Nintendo, on the other hand, thought differently. Seeing the expansion in so-called "casual" gaming on the PC, with the Sims pulling in hundreds of millions of players, of all genders, backgrounds, and social status, Nintendo knew that the market for games was a lot wider than other companies had realised. From Solitaire, to Bejeweled, games were beginning to pick up speed on the PC, and mobile gaming was slowly developing into a business you could make money from, with games that were fun to play. Across the whole spectrum, people were interested in playing games - but games, and consoles especially, had developed a bad image. If you played the Sims, or Bejeweled, you would never class yourself as a "gamer", yet alone "hardcore", no matter how many hours you poured into it. With the media, which attended product launches (where it was mostly men camping out to be the first to get their hands on the latest product) painting gaming as a harcore, male pastime, many women and older men were embarrassed to admit that they played games. This was something Nintendo sought to change.
With Nintendo's agressive marketing campaign treading new ground, Nintendo single handedly tried to expand gaming's demographics. By featuring adverts showing families playing together on a sofa, simplifying the controller, and talking about games in different ways, Nintendo broke down practically every barrier that existed - to huge success. All of a sudden, there was a focus on females, a focus on families, a focus on coming together, and playing together, on games that were explained well, and promoted in the right way. With over 88 million units sold so far, the Wii is still selling like the proverbial hot cakes, while the DS goes from strength to strength. With franchises like Professor Layton, Mario, Wii Fit, and third party games like Just Dance leading the way, Nintendo have played a major role in expanding the reach of games - so much so that your average game player has changed almost entirely.
A bevvy of reports out recently have attempted to gauge the size, and make up of the game market, with some interesting results. The ESA report that some 72% of American households now play games, with the average player age being 37. Some 18% are under 18, while a whopping 29% are over 50. The gender divide's narrowing too, with some 42% of players now being female - partially because more women are playing, and presumably partially because more women will admit to enjoying playing games now that gaming's shed its negative stereotypes. More interesting still is that the average game purchaser is now 41, and 86% of children seek their parents permission before buying a game - and hopefully those same parents check the Parental Perspectives on our reviews. 65% of players play games with other people, and, heartwarmingly, 45% of parents play games with their children at least once a week - a huge increase on the 37% of 2007 - with 85% of parents joining in because they were asked. How nice is that? My Dad always used to play games with me when I was a child, so I'm glad it's something that's being passed down. In fact, that's a large part of why each review here on Everybody Plays features a Parental Perspective, which along with flagging any extreme content, also tells you how well the game works when played as a family.
The information correlates somewhat with information from the NPD, which states that while "core", or hardcore gamers account for 23% of the US Market, family and child players make up 22%. Where the other 50% went, we're not sure - but such huge growth amongst families and children is encouraging to see.

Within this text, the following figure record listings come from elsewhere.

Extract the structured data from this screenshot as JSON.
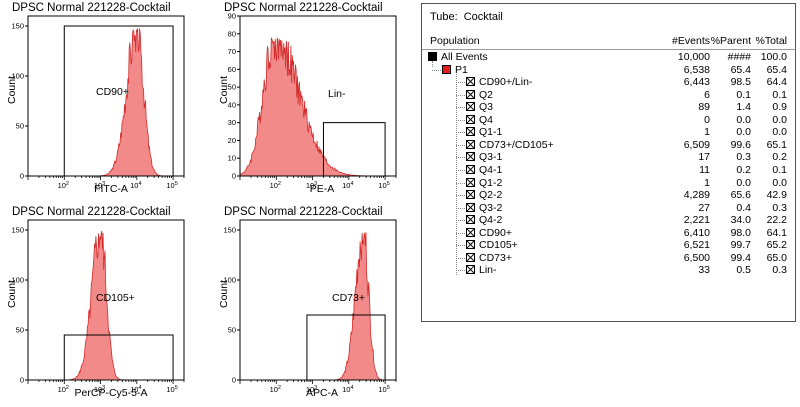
{
  "chart_data": [
    {
      "type": "histogram",
      "title": "DPSC Normal 221228-Cocktail",
      "xlabel": "FITC-A",
      "ylabel": "Count",
      "xscale": "log",
      "xlim": [
        10,
        200000
      ],
      "ylim": [
        0,
        160
      ],
      "yticks": [
        0,
        50,
        100,
        150
      ],
      "xticks": [
        {
          "e": 2
        },
        {
          "e": 3
        },
        {
          "e": 4
        },
        {
          "e": 5
        }
      ],
      "hist": {
        "peak_log10x": 4.0,
        "sigma": 0.22,
        "peak_count": 148,
        "skew": 1
      },
      "gate": {
        "label": "CD90+",
        "x_from": 100,
        "x_to": 100000,
        "y_level": 150,
        "style": "bracket"
      }
    },
    {
      "type": "histogram",
      "title": "DPSC Normal 221228-Cocktail",
      "xlabel": "PE-A",
      "ylabel": "Count",
      "xscale": "log",
      "xlim": [
        10,
        200000
      ],
      "ylim": [
        0,
        90
      ],
      "yticks": [
        0,
        10,
        20,
        30,
        40,
        50,
        60,
        70,
        80,
        90
      ],
      "xticks": [
        {
          "e": 2
        },
        {
          "e": 3
        },
        {
          "e": 4
        },
        {
          "e": 5
        }
      ],
      "hist": {
        "peak_log10x": 1.95,
        "sigma": 0.45,
        "peak_count": 78,
        "skew": -1
      },
      "gate": {
        "label": "Lin-",
        "x_from": 2000,
        "x_to": 100000,
        "y_level": 30,
        "style": "bracket"
      }
    },
    {
      "type": "histogram",
      "title": "DPSC Normal 221228-Cocktail",
      "xlabel": "PerCP-Cy5-5-A",
      "ylabel": "Count",
      "xscale": "log",
      "xlim": [
        10,
        200000
      ],
      "ylim": [
        0,
        160
      ],
      "yticks": [
        0,
        50,
        100,
        150
      ],
      "xticks": [
        {
          "e": 2
        },
        {
          "e": 3
        },
        {
          "e": 4
        },
        {
          "e": 5
        }
      ],
      "hist": {
        "peak_log10x": 3.0,
        "sigma": 0.19,
        "peak_count": 150,
        "skew": 1
      },
      "gate": {
        "label": "CD105+",
        "x_from": 100,
        "x_to": 100000,
        "y_level": 45,
        "style": "bracket"
      }
    },
    {
      "type": "histogram",
      "title": "DPSC Normal 221228-Cocktail",
      "xlabel": "APC-A",
      "ylabel": "Count",
      "xscale": "log",
      "xlim": [
        10,
        200000
      ],
      "ylim": [
        0,
        160
      ],
      "yticks": [
        0,
        50,
        100,
        150
      ],
      "xticks": [
        {
          "e": 2
        },
        {
          "e": 3
        },
        {
          "e": 4
        },
        {
          "e": 5
        }
      ],
      "hist": {
        "peak_log10x": 4.4,
        "sigma": 0.17,
        "peak_count": 150,
        "skew": 1
      },
      "gate": {
        "label": "CD73+",
        "x_from": 700,
        "x_to": 100000,
        "y_level": 65,
        "style": "bracket"
      }
    }
  ],
  "stats_table": {
    "tube_label": "Tube:",
    "tube_value": "Cocktail",
    "headers": {
      "population": "Population",
      "events": "#Events",
      "parent": "%Parent",
      "total": "%Total"
    },
    "rows": [
      {
        "name": "All Events",
        "events": "10,000",
        "parent": "####",
        "total": "100.0",
        "level": 0,
        "box": "black"
      },
      {
        "name": "P1",
        "events": "6,538",
        "parent": "65.4",
        "total": "65.4",
        "level": 1,
        "box": "red"
      },
      {
        "name": "CD90+/Lin-",
        "events": "6,443",
        "parent": "98.5",
        "total": "64.4",
        "level": 2,
        "box": "x"
      },
      {
        "name": "Q2",
        "events": "6",
        "parent": "0.1",
        "total": "0.1",
        "level": 2,
        "box": "x"
      },
      {
        "name": "Q3",
        "events": "89",
        "parent": "1.4",
        "total": "0.9",
        "level": 2,
        "box": "x"
      },
      {
        "name": "Q4",
        "events": "0",
        "parent": "0.0",
        "total": "0.0",
        "level": 2,
        "box": "x"
      },
      {
        "name": "Q1-1",
        "events": "1",
        "parent": "0.0",
        "total": "0.0",
        "level": 2,
        "box": "x"
      },
      {
        "name": "CD73+/CD105+",
        "events": "6,509",
        "parent": "99.6",
        "total": "65.1",
        "level": 2,
        "box": "x"
      },
      {
        "name": "Q3-1",
        "events": "17",
        "parent": "0.3",
        "total": "0.2",
        "level": 2,
        "box": "x"
      },
      {
        "name": "Q4-1",
        "events": "11",
        "parent": "0.2",
        "total": "0.1",
        "level": 2,
        "box": "x"
      },
      {
        "name": "Q1-2",
        "events": "1",
        "parent": "0.0",
        "total": "0.0",
        "level": 2,
        "box": "x"
      },
      {
        "name": "Q2-2",
        "events": "4,289",
        "parent": "65.6",
        "total": "42.9",
        "level": 2,
        "box": "x"
      },
      {
        "name": "Q3-2",
        "events": "27",
        "parent": "0.4",
        "total": "0.3",
        "level": 2,
        "box": "x"
      },
      {
        "name": "Q4-2",
        "events": "2,221",
        "parent": "34.0",
        "total": "22.2",
        "level": 2,
        "box": "x"
      },
      {
        "name": "CD90+",
        "events": "6,410",
        "parent": "98.0",
        "total": "64.1",
        "level": 2,
        "box": "x"
      },
      {
        "name": "CD105+",
        "events": "6,521",
        "parent": "99.7",
        "total": "65.2",
        "level": 2,
        "box": "x"
      },
      {
        "name": "CD73+",
        "events": "6,500",
        "parent": "99.4",
        "total": "65.0",
        "level": 2,
        "box": "x"
      },
      {
        "name": "Lin-",
        "events": "33",
        "parent": "0.5",
        "total": "0.3",
        "level": 2,
        "box": "x"
      }
    ]
  },
  "colors": {
    "fill": "#f28a8a",
    "stroke": "#d42a2a",
    "axis": "#000000",
    "red_box": "#e21b1b"
  }
}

With Facebook and smart phone games growing in popularity and showing no signs of slowing down, and Nintendo's next home console, the Wii U set to try to carry the same market over into the next generation of games, thanks to its revolutionary touch screen controller, the games industry's doors have been burst wide open. Whether you brand yourself casual or hardcore, whether you're male or female, young or old, single or married, a family, or a grandparent, there's now a game that'll appeal to you, and a site (us!) that'll help you find it. We use plain English, we explain games in ways anyone can understand, we help parents find games they'll be able to play with their family, and we focus on what makes games fun for people like you.
Whether you're a new player, or a seasoned veteran, the statistics prove there's never been a better time to pick up a controller, and start playing. Welcome aboard. We hope you enjoy the ride.